Last week, CHS celebrated Teacher Appreciation Week with notes, delivered snacks, and sidewalk-chalk messages for faculty members. But despite the festivity, this school year has been undeniably taxing for educators. After two draining and difficult semesters of navigating Zoom classes, schedule changes, hybrid learning, classroom sanitation and low student motivation, record numbers of beloved teachers are retiring across the district. A nationwide teacher shortage has left other public schools across the country flailing to fill teaching positions during the pandemic.

But teacher exhaustion and burnout hasn’t always been this normalized; the value that Clayton places on teachers used to be higher. Until 2007, there was one thing that set teaching at Clayton apart from teaching at Kirkwood, Ladue or Parkway. Once Clayton teachers had taught in the district for six years, they were eligible to take a paid sabbatical that allowed them to develop their teaching interests and skills through travel, education or personal projects. As CHS art teacher Christina Vodicka explained, teachers had the option of taking a semester-long sabbatical at full salary or a full-year sabbatical at half salary. But when Vodicka reached her seventh year of teaching at Clayton, the sabbatical program ended.

“It was frustrating because I had friends and colleagues who had taken sabbaticals and really got a lot out of it, having that time and being able to focus on different things,” she said. English teacher John Ryan shared the same experience.

“The year I was eligible to receive one (year 7 of teaching at CHS) was the year they took them away,” he said. “The prospect of a sabbatical had been a pretty strong incentive for me to build my career at Clayton; many of my older colleagues at the time had taken advantage of semester- and year-long sabbaticals to complete graduate education, write books, travel, and do other forms of research that gave them new energy and purpose, which they then fed back into their teaching in numerous ways. I was pretty disappointed, to say the least.”

Sabbaticals for teachers have far-reaching benefits, and not just for the teachers themselves. They help create a culture of university-level academic rigor where teachers are expected to pursue their crafts and educate themselves outside of the classroom. Teachers come back from sabbaticals more engaged and informed, better positioning them to empower and instruct their students on deeper levels.

“From a budget standpoint, it’s really tricky,” said Vodicka, acknowledging the difficulty of paying salaries to both teachers and long-term substitutes. “From a professional standpoint, I think it’s incredibly valuable. I do think that it would certainly affect retention, if teachers coming here or who are already here knew that that was a possibility, then that’s very appealing.” The budgetary burden of providing sabbaticals to teachers is justified in comparison to the profound positive impact they could have on CHS’ educational environment and teacher experience.

But even aside from the potential school-wide benefits of bringing back sabbaticals, teachers simply deserve them. Being a teacher is incredibly hard work, and it’s hard work that is widely underpaid and undervalued in society despite the proven fact that teacher quality is the number one factor in determining student success.

“The national sentiment has shifted against teachers in the last ten or so years, and that’s inescapable,” said Ryan. He pointed out that teachers were celebrated at the beginning of the pandemic for adapting to learning at home, but were widely vilified for raising concerns about returning to in-person school in the fall. But hiring and retention rates were dropping even before COVID-19, proving that this problem stems from inherent flaws in how teachers are treated in the American education system.
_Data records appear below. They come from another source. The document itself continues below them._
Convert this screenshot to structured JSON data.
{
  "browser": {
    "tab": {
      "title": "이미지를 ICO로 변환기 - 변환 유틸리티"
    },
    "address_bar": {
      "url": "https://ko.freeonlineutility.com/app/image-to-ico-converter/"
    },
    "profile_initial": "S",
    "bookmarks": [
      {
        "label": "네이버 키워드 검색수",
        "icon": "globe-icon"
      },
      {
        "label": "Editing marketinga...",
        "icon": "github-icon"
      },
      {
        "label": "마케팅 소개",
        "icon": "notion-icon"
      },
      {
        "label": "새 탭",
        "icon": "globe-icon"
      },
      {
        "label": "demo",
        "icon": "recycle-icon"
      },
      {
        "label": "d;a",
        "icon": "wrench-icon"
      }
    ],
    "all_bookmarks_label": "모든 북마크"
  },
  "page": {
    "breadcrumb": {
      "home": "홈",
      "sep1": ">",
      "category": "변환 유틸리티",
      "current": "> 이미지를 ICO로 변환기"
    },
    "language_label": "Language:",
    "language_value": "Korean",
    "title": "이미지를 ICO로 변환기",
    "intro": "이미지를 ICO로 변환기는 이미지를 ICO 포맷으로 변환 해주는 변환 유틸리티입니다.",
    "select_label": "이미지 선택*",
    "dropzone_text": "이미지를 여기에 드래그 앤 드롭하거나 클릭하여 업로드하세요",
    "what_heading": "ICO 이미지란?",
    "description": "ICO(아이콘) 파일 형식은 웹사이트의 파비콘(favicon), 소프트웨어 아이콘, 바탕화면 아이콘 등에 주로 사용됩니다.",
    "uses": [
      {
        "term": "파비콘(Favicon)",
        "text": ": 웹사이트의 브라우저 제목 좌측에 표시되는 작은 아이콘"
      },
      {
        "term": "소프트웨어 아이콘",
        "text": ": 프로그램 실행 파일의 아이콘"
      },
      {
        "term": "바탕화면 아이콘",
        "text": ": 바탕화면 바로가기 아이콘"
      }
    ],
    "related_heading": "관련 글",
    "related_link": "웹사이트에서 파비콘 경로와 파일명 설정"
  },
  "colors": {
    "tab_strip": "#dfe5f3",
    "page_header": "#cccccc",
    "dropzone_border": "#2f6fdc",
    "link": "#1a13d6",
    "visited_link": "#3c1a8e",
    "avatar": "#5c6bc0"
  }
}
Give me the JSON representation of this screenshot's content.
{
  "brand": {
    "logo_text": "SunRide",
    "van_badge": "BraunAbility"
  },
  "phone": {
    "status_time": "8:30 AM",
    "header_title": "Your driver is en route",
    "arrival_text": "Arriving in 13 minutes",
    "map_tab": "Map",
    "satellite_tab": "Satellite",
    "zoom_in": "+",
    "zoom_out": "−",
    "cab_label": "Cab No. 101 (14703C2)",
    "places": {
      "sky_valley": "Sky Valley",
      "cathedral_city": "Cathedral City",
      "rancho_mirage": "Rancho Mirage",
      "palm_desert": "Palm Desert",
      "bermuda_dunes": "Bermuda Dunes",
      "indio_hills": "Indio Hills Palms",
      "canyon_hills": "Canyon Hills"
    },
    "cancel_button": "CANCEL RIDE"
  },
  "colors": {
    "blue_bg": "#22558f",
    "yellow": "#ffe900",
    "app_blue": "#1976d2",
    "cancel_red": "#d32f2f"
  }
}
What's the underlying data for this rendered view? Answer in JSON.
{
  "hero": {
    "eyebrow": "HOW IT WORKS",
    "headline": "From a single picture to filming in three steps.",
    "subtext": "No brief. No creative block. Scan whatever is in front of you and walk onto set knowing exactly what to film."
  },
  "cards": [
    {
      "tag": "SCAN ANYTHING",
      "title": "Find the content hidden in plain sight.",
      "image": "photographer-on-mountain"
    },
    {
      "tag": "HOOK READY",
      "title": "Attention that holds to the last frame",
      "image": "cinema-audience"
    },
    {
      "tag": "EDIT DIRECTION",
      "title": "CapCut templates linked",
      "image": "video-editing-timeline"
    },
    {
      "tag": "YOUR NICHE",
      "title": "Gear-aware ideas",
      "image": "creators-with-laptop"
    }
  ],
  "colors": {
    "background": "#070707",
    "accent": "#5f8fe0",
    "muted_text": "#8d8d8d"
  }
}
According to the Economic Policy Institute, public school teachers are paid on average 20% less in weekly wages than college graduates in non-teaching jobs. Until a national shift takes place in how American teachers are treated, teacher retention and teacher mental health will continue to remain low across the country. By strengthening support for teachers through sabbaticals, Clayton can be a part of that shift at the individual district level.

The national sentiment has shifted against teachers in the last ten or so years, and that’s inescapable.

— John Ryan

The School District of Clayton has long been known for respecting and valuing its teachers. But without the incentive of a sabbatical at the end of six years and the lack of commitment to helping teachers grow outside of the classroom, Clayton has in part lost its effectiveness when it comes to retaining teachers. In order to attract candidates, hire passionate and qualified professionals and keep those teachers in the district even as COVID-19 continues to upend schooling as we know it, paid sabbaticals are the solution. Teachers form the backbone of any educational institution; it’s time we start treating them like it.